Corona, Covide, 120.000 mortos por causa de uma "gripezinha”, famílias desenlutadas choram corpos não velados, enterrados anonimamente. Frases ecoam: " E daí? Não posso fazer nada!”, "Lamento. Todo mundo um dia vai morrer!", “A economia precisa girar!”. Saio correndo procurando o Ministro da Saúde... “Cadê?”, “Foi embora!”, “E o substituto?”, “Também já foi...”, “E o atual?”, “Está no quartel, contando a cloroquina...”, “Mas, mas não é ...?”, indago desesperada, enquanto vultos me afastam e escondem cruzes, papéis, revistas científicas, apagam números enormes no computador. No lugar, colocam bilhões de notas de 100 reais, saindo de uma caixa enorme, azul e branca. Pessoas se amontoam, se acotovelam, se estranham, cada uma tentando pegar o que julga ser seu por direito. Algumas conseguem, outras não. “Não tenho a senha!”, “Não tenho celular!”, “Não sei o que é CPF!”, gritam. Em uma ampla e confortável sala, homens bem vestidos observam a cena sorrindo, contentes e irônicos, desfrutando do sucesso da ação. Um deles, que parece ser o chefe, diz para os demais: “O povo me ama! Não posso viver sem isso!” Em seguida, junta-se a uma pequena aglomeração, todos sem máscaras. Tira fotos, faz poses, aplaude e é aplaudido, sempre acompanhado por aqueles mesmos que estavam na sala da cena anterior. Alguns, inclusive, de uniforme.

De repente, um carrinho de golfe... (ou será um mini tanque de guerra?), com uma criança loira, fantasiada de soldado do Exército, salvando uma moça loira, também com roupa camuflada do Exército... Cartazes enormes tomam a cena: "Fechamento do Congresso Nacional e do STF já!!!", “Intervenção Militar!”, “Militares no poder!!!”. Um grupo, coletivo autodenominado "300 pelo Brasil", acampado na Esplanada dos Ministérios, é retirado e, logo em seguida, fogos de artifício são lançados contra o STF, anunciando que é um aviso aos “Vagabundos!”. Nenhuma intervenção policial!!!

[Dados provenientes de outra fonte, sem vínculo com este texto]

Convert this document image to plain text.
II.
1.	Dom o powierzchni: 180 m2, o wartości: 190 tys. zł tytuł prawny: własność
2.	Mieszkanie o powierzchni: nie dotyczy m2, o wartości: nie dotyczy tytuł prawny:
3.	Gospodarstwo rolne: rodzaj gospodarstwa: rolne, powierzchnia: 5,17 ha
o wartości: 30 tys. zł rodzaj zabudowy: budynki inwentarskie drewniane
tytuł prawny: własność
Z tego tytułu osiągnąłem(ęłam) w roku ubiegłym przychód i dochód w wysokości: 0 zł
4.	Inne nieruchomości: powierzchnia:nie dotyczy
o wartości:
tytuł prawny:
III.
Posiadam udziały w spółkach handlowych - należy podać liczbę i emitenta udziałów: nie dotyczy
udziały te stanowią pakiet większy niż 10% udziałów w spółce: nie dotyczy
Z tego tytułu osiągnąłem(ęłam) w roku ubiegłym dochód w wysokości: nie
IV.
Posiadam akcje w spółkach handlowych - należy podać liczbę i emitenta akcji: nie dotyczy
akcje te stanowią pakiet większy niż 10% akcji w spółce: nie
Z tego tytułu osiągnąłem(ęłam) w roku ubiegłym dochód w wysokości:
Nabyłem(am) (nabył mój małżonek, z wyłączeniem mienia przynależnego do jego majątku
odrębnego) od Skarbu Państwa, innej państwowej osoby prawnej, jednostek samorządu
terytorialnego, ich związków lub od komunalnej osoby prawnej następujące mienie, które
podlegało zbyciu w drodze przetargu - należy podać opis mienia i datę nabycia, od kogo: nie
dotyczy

Cartas voam pelo céu, vindas de vários lugares. Uma carta enorme toma a cena principal. É assinada pelo mesmo homem das cenas anteriores e por outros homens fardados. Ele lê a carta em tom intimidatório, como já o fizera em cenas anteriores.

Homens de toga se inquietam e, apesar da data venia, respondem com alguma coragem à carta, tentando colocar aqueles homens em seus lugares. Mas nada os faz ceder.

Vários grupos, levando várias bandeiras, tomam as ruas e se manifestam, em diversos locais, por diferentes causas. Os confrontos são inevitáveis. Ódio nos olhos. Uma cena real vista há alguns dias na tv invade a cena onírica:  um PM negro, apontando um fuzil para a cabeça de um manifestante negro, fazendo-o recuar até uma parede. Fico perplexa também na cena onírica. Nela, os olhos dos dois vão se avolumando, tornando-se a própria figura humana, e só o que se pode ver são o ódio e o medo.

Uma cavalaria invade uma das manifestações. À frente, conduzindo uma arma imaginária através de um gesto com as mãos que a simboliza, está o mesmo homem da carta. É impossível não reconhecer o sorrisinho sarcástico nos olhos e no canto da boca. A imagem se aproxima. Aquele ser estranho, montado em um cavalo branco, tem um manto igual ao de Luís XIV, o Rei Sol, onde se podem ver as letras douradas formando a frase: “O estado sou eu!”. Na cabeça, um chapéu com o mesmo formato daquele que se pode ver na tela de Jacques-Louis-Davi, Napoleão Cruzando os Alpes. Mas o rosto!!!! Que rosto é esse?!?!?! Assustada e surpresa, desvendo aos poucos os traços ali presentes: bochechas de Hugo Chaves, e, apesar da cor, os olhos são iguais aos de Nicolas Maduro, bem como o é o nariz. Mas... os óculos... estes são idênticos àqueles usados para tentar corrigir a incorrigível miopia de Jânio Quadros. Que bizarrice, penso.

Acordo assustada. Ufa!!! Ainda bem... era só um pesadelo. De repente, uma tristeza enorme me invade. Meu pesadelo era puro resto diurno, enriquecido pela beleza e eficácia dos mecanismos próprios que regem os sonhos, me dou conta... Na verdade, nem parece que dormi.

Chega! Deixo isso tudo para lá, faço uma pipoca e vou revisitar um adorável filme de Charles Chaplin, O Grande Ditador.

São Paulo, 31 de agosto de 2020.

Mariângela Rodrigues Di Bella é psicóloga e psicanalista. É membro do grupo de escrita Candelabro.

Comentários

  1. Gosto do veloz entrecortado das imagens! Documento de história... Breves reflexões psi amigas do fluxo onírico.. Texto ouvindo texto: corona/carona; cara (de pau); fakes/facas... Desafogo de ideias pontiagudas.